Soykırım suçu ile madde kapsamında sayılan gruplara mensup bireylerin maddi ve manevi varlıkları, yaşam hakları; tüm uluslararası suçlarda olduğu gibi uluslararası kamu düzeni korunan hukuki yararlardır.

A.      Soykırım Suçunun Unsurları

Uluslararası toplum düzenini bozduğundan sebeple uluslararası toplumu mağdur duruma getiren fiiller, uluslararası suç olarak nitelendirilmektedir. Uluslararası ceza hukukunun konusu kapsamına giren soykırım suçunda da ulusal ceza hukuklarında olduğu gibi suçun unsurları incelenmektedir. Aynen ulusal hukukta da olduğu gibi maddi ve manevi unsur ölçütü uluslararası ceza hukukunda da uygulanmaktadır. Yani bu suçun vücut bulabilmesi için maddi ve manevi unsurun bir arada bulunması gerekmektedir. Soykırım suçunda suçun unsurlarından olan hukuka aykırılık unsuru ise bulunmamaktadır. Zaten soykırım suçunun hukuka uygun olma ihtimali bulunmamaktadır.

1.      Maddi Unsurlar

Soykırım suçunu ortaya çıkaran eylem “Bir planın icrasını gerçekleştirerek” milli, etnik, ırki veya dini bir grubun tamamen veya kısmen yok edilmesi amacıyla, sayılan bu grupların üyelerine karşı T.C.K.’nın 76. maddesinin 1. fıkrasında bahsi geçen fiillerin herhangi birini işlemek suretiyle olursa, suçun maddi unsuru oluşur. Soykırım suçu ancak, T.C.K.’nın 76. maddesinin 1. fıkrasında sınırlı olarak sayılan beş biçimde işlenebilir.

a) Fiil

  • Kasten öldürme

Grup üyelerinin öldürülmesi yaşam hakkının ihlali olduğundan, soykırım suçunun en açık görüldüğü haldir. Bir insan grubunun tamamını veya bir kısmını yok etmek amacıyla milli, etnik, ırki veya dini grup üyelerinden birinin öldürülmesi soykırım suçunun maddi unsurunun tamamlanması sonucunu doğurur. Suç gerçekleştirirken asıl amaç grup üyelerini ortadan kaldırmak olduğundan kasten öldürmenin basit hali ve nitelikli halleri arasında soykırım suçu bakımından bir fark bulunmamaktadır. Bir grubun sonunu getirmek amacıyla bu eylemin gerçekleştirilmesi halinde tek kişinin öldürülmesi ile de bu suçun oluşması sonucunu doğuracaktır.

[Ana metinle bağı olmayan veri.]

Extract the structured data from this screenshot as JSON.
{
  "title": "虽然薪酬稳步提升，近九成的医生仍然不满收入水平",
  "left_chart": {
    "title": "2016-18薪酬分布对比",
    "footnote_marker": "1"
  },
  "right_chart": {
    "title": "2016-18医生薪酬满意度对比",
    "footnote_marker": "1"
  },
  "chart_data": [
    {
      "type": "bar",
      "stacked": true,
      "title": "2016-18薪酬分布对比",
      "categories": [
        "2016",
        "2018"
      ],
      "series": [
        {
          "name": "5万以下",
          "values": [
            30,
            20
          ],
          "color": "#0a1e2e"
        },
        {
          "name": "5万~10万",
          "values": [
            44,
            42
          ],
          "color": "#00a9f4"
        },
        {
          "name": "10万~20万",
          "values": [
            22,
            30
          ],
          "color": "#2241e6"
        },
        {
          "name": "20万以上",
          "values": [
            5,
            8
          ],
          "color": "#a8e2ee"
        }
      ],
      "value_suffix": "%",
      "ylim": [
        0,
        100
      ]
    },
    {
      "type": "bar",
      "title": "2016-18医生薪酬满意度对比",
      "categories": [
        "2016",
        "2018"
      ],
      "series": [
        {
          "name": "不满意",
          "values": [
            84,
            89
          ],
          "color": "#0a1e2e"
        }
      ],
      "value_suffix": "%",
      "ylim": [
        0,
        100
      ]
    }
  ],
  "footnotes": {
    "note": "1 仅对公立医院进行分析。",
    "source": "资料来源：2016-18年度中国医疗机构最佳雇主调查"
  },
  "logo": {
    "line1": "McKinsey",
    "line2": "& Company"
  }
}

  • Kişilerin bedensel veya ruhsal bütünlüklerine ağır zarar verme

Türk Ceza Kanununda yer verilen “Grup üyelerinin bedensel veya ruhsal bütünlüğüne zarar verme” kavramıyla anlatılmak istenen grup üyelerinin fiziksel veya ruhen ağır şekilde sağlık durumunun bozulmasıdır.  Grup üyelerinden en az birinin bedensel veya ruhsal bütünlüğü ağır olarak bozulursa bu suç oluşur. Yani bu madde incelenirken eylemin telafi edilebilirliğine değil oluşan zararın niceliğine (ağır olup olmamasına) bakılır. Bu tanım ışığında cinsel saldırılar bedensel veya ruhsal zarara ağır olarak sebep vermektedir. İşlenen fiilin soykırım suçunu oluşturması için mutlaka neticenin gerçekleşmiş olması aranmamaktadır.

  • Grubun, tamamen veya kısmen yok edilmesi sonucunu doğuracak koşullarda yaşamaya zorlanması

Bu fiile grup üyelerinin yaşamaları için elzem olan gıda gibi kaynaklardan üyeleri kasten yoksun bırakma, ağır koşullar altında kamplarda barındırma durumları örnek  verilebilir. Bu davranışlar sonucu grup üyeleri hemen ölmeyecekse de zaman dilimi sonucunda ölümler meydana gelecektir.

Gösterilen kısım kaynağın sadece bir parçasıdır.